Une partie de mon job consiste à vérifier la solvabilité des entreprises qui nous demandent de la com’ pour voir si ce sont des clients solides. C’est comme ça que j’ai pu me rendre compte qu’il y a énormément d’entreprises qui sont dans le rouge alors que sur les réseaux, on a l’impression que c’est le nirvana. Ou alors on constate qu’elles n’ont pas d’employés mais uniquement des indépendants ou des stagiaires, alors que, de nouveau sur les réseaux, on a l’impression qu’ils sont 15. Ou enfin que ça va, mais que niveau trésorerie, elles n’ont pas du tout de quoi faire face à une crise, ce qui peut expliquer la catastrophe économique qu’on a connues durant le Covid.
C’est là que je me suis dit qu’au final, monter une PME n’est pas aussi simple qu’il y paraît sur papier.

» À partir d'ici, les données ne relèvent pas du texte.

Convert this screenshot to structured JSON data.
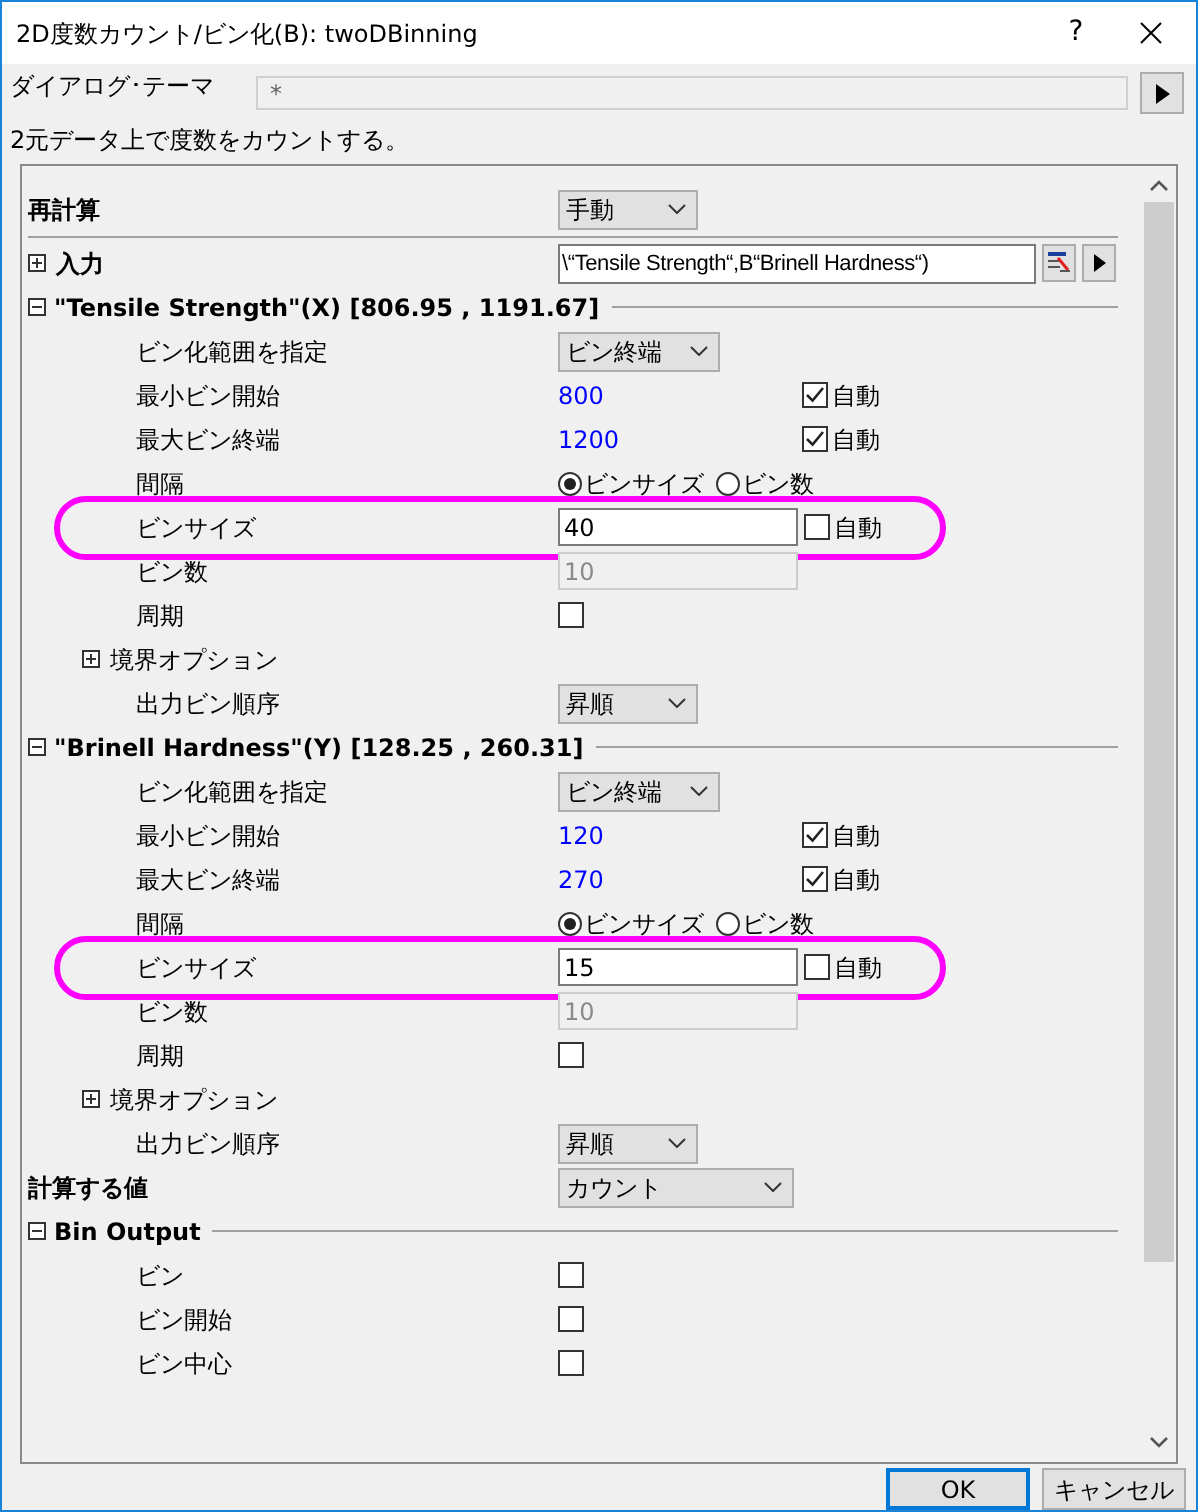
{
  "window": {
    "title": "2D度数カウント/ビン化(B): twoDBinning",
    "help": "?"
  },
  "theme": {
    "label": "ダイアログ･テーマ",
    "value": "*"
  },
  "description": "2元データ上で度数をカウントする。",
  "items": [
    {
      "kind": "dropdown",
      "label": "再計算",
      "value": "手動"
    },
    {
      "kind": "range",
      "label": "入力",
      "expanded": false,
      "value": "\\“Tensile Strength“,B“Brinell Hardness“)"
    },
    {
      "kind": "section",
      "label": "\"Tensile Strength\"(X) [806.95 , 1191.67]",
      "expanded": true,
      "children": [
        {
          "kind": "dropdown",
          "label": "ビン化範囲を指定",
          "value": "ビン終端"
        },
        {
          "kind": "auto_value",
          "label": "最小ビン開始",
          "value": "800",
          "auto_label": "自動",
          "checked": true
        },
        {
          "kind": "auto_value",
          "label": "最大ビン終端",
          "value": "1200",
          "auto_label": "自動",
          "checked": true
        },
        {
          "kind": "radio",
          "label": "間隔",
          "options": [
            {
              "label": "ビンサイズ",
              "selected": true
            },
            {
              "label": "ビン数",
              "selected": false
            }
          ]
        },
        {
          "kind": "field_auto",
          "label": "ビンサイズ",
          "value": "40",
          "auto_label": "自動",
          "checked": false,
          "highlighted": true
        },
        {
          "kind": "disabled_field",
          "label": "ビン数",
          "value": "10"
        },
        {
          "kind": "checkbox",
          "label": "周期",
          "checked": false
        },
        {
          "kind": "group",
          "label": "境界オプション",
          "expanded": false
        },
        {
          "kind": "dropdown",
          "label": "出力ビン順序",
          "value": "昇順"
        }
      ]
    },
    {
      "kind": "section",
      "label": "\"Brinell Hardness\"(Y) [128.25 , 260.31]",
      "expanded": true,
      "children": [
        {
          "kind": "dropdown",
          "label": "ビン化範囲を指定",
          "value": "ビン終端"
        },
        {
          "kind": "auto_value",
          "label": "最小ビン開始",
          "value": "120",
          "auto_label": "自動",
          "checked": true
        },
        {
          "kind": "auto_value",
          "label": "最大ビン終端",
          "value": "270",
          "auto_label": "自動",
          "checked": true
        },
        {
          "kind": "radio",
          "label": "間隔",
          "options": [
            {
              "label": "ビンサイズ",
              "selected": true
            },
            {
              "label": "ビン数",
              "selected": false
            }
          ]
        },
        {
          "kind": "field_auto",
          "label": "ビンサイズ",
          "value": "15",
          "auto_label": "自動",
          "checked": false,
          "highlighted": true
        },
        {
          "kind": "disabled_field",
          "label": "ビン数",
          "value": "10"
        },
        {
          "kind": "checkbox",
          "label": "周期",
          "checked": false
        },
        {
          "kind": "group",
          "label": "境界オプション",
          "expanded": false
        },
        {
          "kind": "dropdown",
          "label": "出力ビン順序",
          "value": "昇順"
        }
      ]
    },
    {
      "kind": "dropdown",
      "label": "計算する値",
      "value": "カウント"
    },
    {
      "kind": "section",
      "label": "Bin Output",
      "expanded": true,
      "children": [
        {
          "kind": "checkbox",
          "label": "ビン",
          "checked": false
        },
        {
          "kind": "checkbox",
          "label": "ビン開始",
          "checked": false
        },
        {
          "kind": "checkbox",
          "label": "ビン中心",
          "checked": false
        }
      ]
    }
  ],
  "buttons": [
    {
      "label": "OK",
      "default": true
    },
    {
      "label": "キャンセル",
      "default": false
    }
  ]
}
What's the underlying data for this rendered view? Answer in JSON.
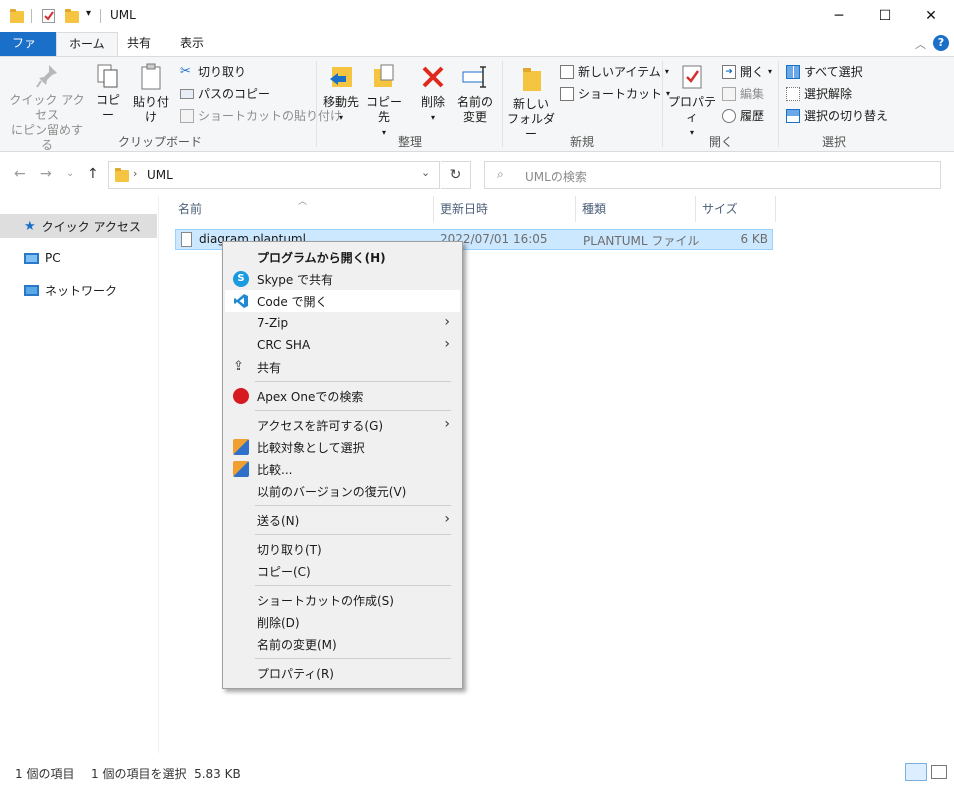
{
  "titlebar": {
    "title": "UML",
    "controls": {
      "minimize": "─",
      "maximize": "☐",
      "close": "✕"
    }
  },
  "ribbon_tabs": [
    {
      "label": "ファイル"
    },
    {
      "label": "ホーム"
    },
    {
      "label": "共有"
    },
    {
      "label": "表示"
    }
  ],
  "ribbon": {
    "clipboard": {
      "pin_line1": "クイック アクセス",
      "pin_line2": "にピン留めする",
      "copy": "コピー",
      "paste": "貼り付け",
      "cut": "切り取り",
      "copy_path": "パスのコピー",
      "paste_shortcut": "ショートカットの貼り付け",
      "group": "クリップボード"
    },
    "organize": {
      "move_to": "移動先",
      "copy_to": "コピー先",
      "delete": "削除",
      "rename_line1": "名前の",
      "rename_line2": "変更",
      "group": "整理"
    },
    "new": {
      "new_folder_line1": "新しい",
      "new_folder_line2": "フォルダー",
      "new_item": "新しいアイテム",
      "shortcut": "ショートカット",
      "group": "新規"
    },
    "open": {
      "properties": "プロパティ",
      "open": "開く",
      "edit": "編集",
      "history": "履歴",
      "group": "開く"
    },
    "select": {
      "select_all": "すべて選択",
      "select_none": "選択解除",
      "invert": "選択の切り替え",
      "group": "選択"
    }
  },
  "address": {
    "path": "UML",
    "search_placeholder": "UMLの検索"
  },
  "nav_pane": [
    {
      "label": "クイック アクセス",
      "icon": "star-icon"
    },
    {
      "label": "PC",
      "icon": "pc-icon"
    },
    {
      "label": "ネットワーク",
      "icon": "network-icon"
    }
  ],
  "columns": {
    "name": "名前",
    "modified": "更新日時",
    "type": "種類",
    "size": "サイズ"
  },
  "files": [
    {
      "name": "diagram.plantuml",
      "modified": "2022/07/01 16:05",
      "type": "PLANTUML ファイル",
      "size": "6 KB"
    }
  ],
  "context_menu": {
    "open_with": "プログラムから開く(H)",
    "skype_share": "Skype で共有",
    "code_open": "Code で開く",
    "zip": "7-Zip",
    "crc": "CRC SHA",
    "share": "共有",
    "apex": "Apex Oneでの検索",
    "grant_access": "アクセスを許可する(G)",
    "select_compare": "比較対象として選択",
    "compare": "比較...",
    "restore": "以前のバージョンの復元(V)",
    "send_to": "送る(N)",
    "cut": "切り取り(T)",
    "copy": "コピー(C)",
    "create_shortcut": "ショートカットの作成(S)",
    "delete": "削除(D)",
    "rename": "名前の変更(M)",
    "properties": "プロパティ(R)"
  },
  "status": {
    "items": "1 個の項目",
    "selected": "1 個の項目を選択  5.83 KB"
  },
  "colors": {
    "accent": "#1a6fc9",
    "selection": "#cce8ff",
    "folder": "#f5c542"
  }
}
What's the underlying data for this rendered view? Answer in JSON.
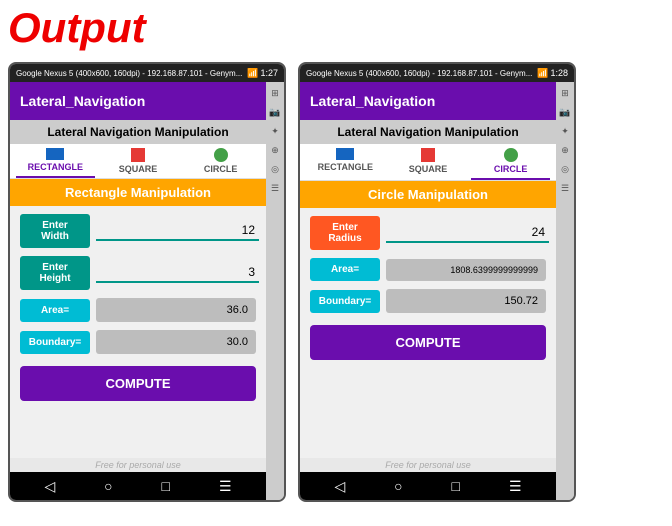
{
  "title": "Output",
  "phone1": {
    "status_bar": {
      "title": "Google Nexus 5 (400x600, 160dpi) - 192.168.87.101 - Genym...",
      "time": "1:27"
    },
    "app_title": "Lateral_Navigation",
    "section_title": "Lateral Navigation Manipulation",
    "tabs": [
      {
        "label": "RECTANGLE",
        "active": true,
        "icon_type": "rect",
        "icon_color": "#1565C0"
      },
      {
        "label": "SQUARE",
        "active": false,
        "icon_type": "square",
        "icon_color": "#e53935"
      },
      {
        "label": "CIRCLE",
        "active": false,
        "icon_type": "circle",
        "icon_color": "#43a047"
      }
    ],
    "manip_title": "Rectangle Manipulation",
    "fields": [
      {
        "label": "Enter Width",
        "value": "12",
        "type": "input"
      },
      {
        "label": "Enter Height",
        "value": "3",
        "type": "input"
      }
    ],
    "results": [
      {
        "label": "Area=",
        "value": "36.0"
      },
      {
        "label": "Boundary=",
        "value": "30.0"
      }
    ],
    "compute_btn": "COMPUTE",
    "watermark": "Free for personal use"
  },
  "phone2": {
    "status_bar": {
      "title": "Google Nexus 5 (400x600, 160dpi) - 192.168.87.101 - Genym...",
      "time": "1:28"
    },
    "app_title": "Lateral_Navigation",
    "section_title": "Lateral Navigation Manipulation",
    "tabs": [
      {
        "label": "RECTANGLE",
        "active": false,
        "icon_type": "rect",
        "icon_color": "#1565C0"
      },
      {
        "label": "SQUARE",
        "active": false,
        "icon_type": "square",
        "icon_color": "#e53935"
      },
      {
        "label": "CIRCLE",
        "active": true,
        "icon_type": "circle",
        "icon_color": "#43a047"
      }
    ],
    "manip_title": "Circle Manipulation",
    "fields": [
      {
        "label": "Enter Radius",
        "value": "24",
        "type": "input"
      }
    ],
    "results": [
      {
        "label": "Area=",
        "value": "1808.6399999999999"
      },
      {
        "label": "Boundary=",
        "value": "150.72"
      }
    ],
    "compute_btn": "COMPUTE",
    "watermark": "Free for personal use"
  },
  "sidebar_icons": [
    "⊞",
    "📷",
    "✦",
    "⊕",
    "◎",
    "☰"
  ]
}
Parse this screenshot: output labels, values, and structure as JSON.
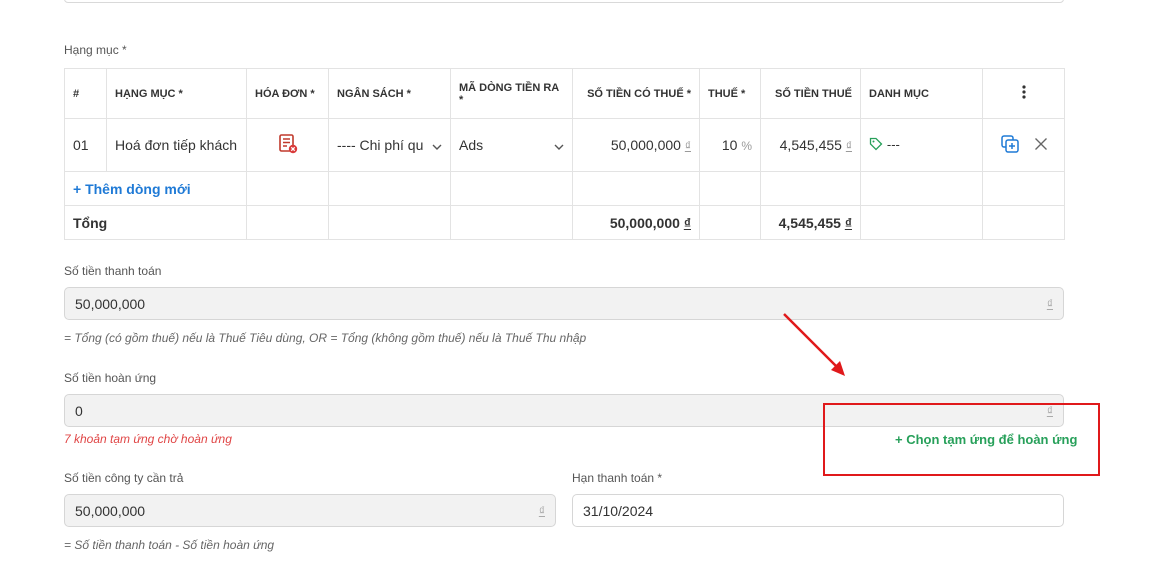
{
  "section_label": "Hạng mục *",
  "table": {
    "headers": [
      "#",
      "HẠNG MỤC *",
      "HÓA ĐƠN *",
      "NGÂN SÁCH *",
      "MÃ DÒNG TIỀN RA *",
      "SỐ TIỀN CÓ THUẾ *",
      "THUẾ *",
      "SỐ TIỀN THUẾ",
      "DANH MỤC"
    ],
    "row": {
      "index": "01",
      "item": "Hoá đơn tiếp khách",
      "budget": "---- Chi phí qu",
      "cashflow_code": "Ads",
      "amount_with_tax": "50,000,000",
      "currency": "₫",
      "tax": "10",
      "tax_unit": "%",
      "tax_amount": "4,545,455",
      "category": "---"
    },
    "add_row_label": "+ Thêm dòng mới",
    "total_label": "Tổng",
    "total_amount": "50,000,000",
    "total_tax": "4,545,455",
    "total_currency": "₫"
  },
  "payment_amount": {
    "label": "Số tiền thanh toán",
    "value": "50,000,000",
    "currency": "₫",
    "hint": "= Tổng (có gồm thuế) nếu là Thuế Tiêu dùng, OR = Tổng (không gồm thuế) nếu là Thuế Thu nhập"
  },
  "refund_amount": {
    "label": "Số tiền hoàn ứng",
    "value": "0",
    "currency": "₫",
    "warning": "7 khoản tạm ứng chờ hoàn ứng",
    "choose_link": "+ Chọn tạm ứng để hoàn ứng"
  },
  "company_pay": {
    "label": "Số tiền công ty cần trả",
    "value": "50,000,000",
    "currency": "₫",
    "hint": "= Số tiền thanh toán - Số tiền hoàn ứng"
  },
  "due_date": {
    "label": "Hạn thanh toán *",
    "value": "31/10/2024"
  },
  "colors": {
    "accent_blue": "#1f7ad6",
    "accent_green": "#27a05a",
    "warning_red": "#e04545",
    "annotation_red": "#e0191b"
  },
  "icons": [
    "invoice-error-icon",
    "chevron-down-icon",
    "tag-icon",
    "more-vertical-icon",
    "duplicate-icon",
    "close-icon",
    "annotation-arrow"
  ]
}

Alors on peut devenir entrepreneur tout seul dans son coin. Pourquoi pas. En effet, on pourra faire ses propres horaires et décider exactement de ce qu’on fait de ses journées. Ou pas.
Parce qu’un entrepreneur tout seul se doit de devenir un bon administratif et un bon commercial en plus d’être bon dans son domaine d’expertise. Et les gens qui vendent leurs formations « Comment atteindre un chiffre d’affaires à 6 chiffres » oublient de rappeler que le chiffre d’affaires est LOIN d’être ce qui reste dans ta poche à la fin.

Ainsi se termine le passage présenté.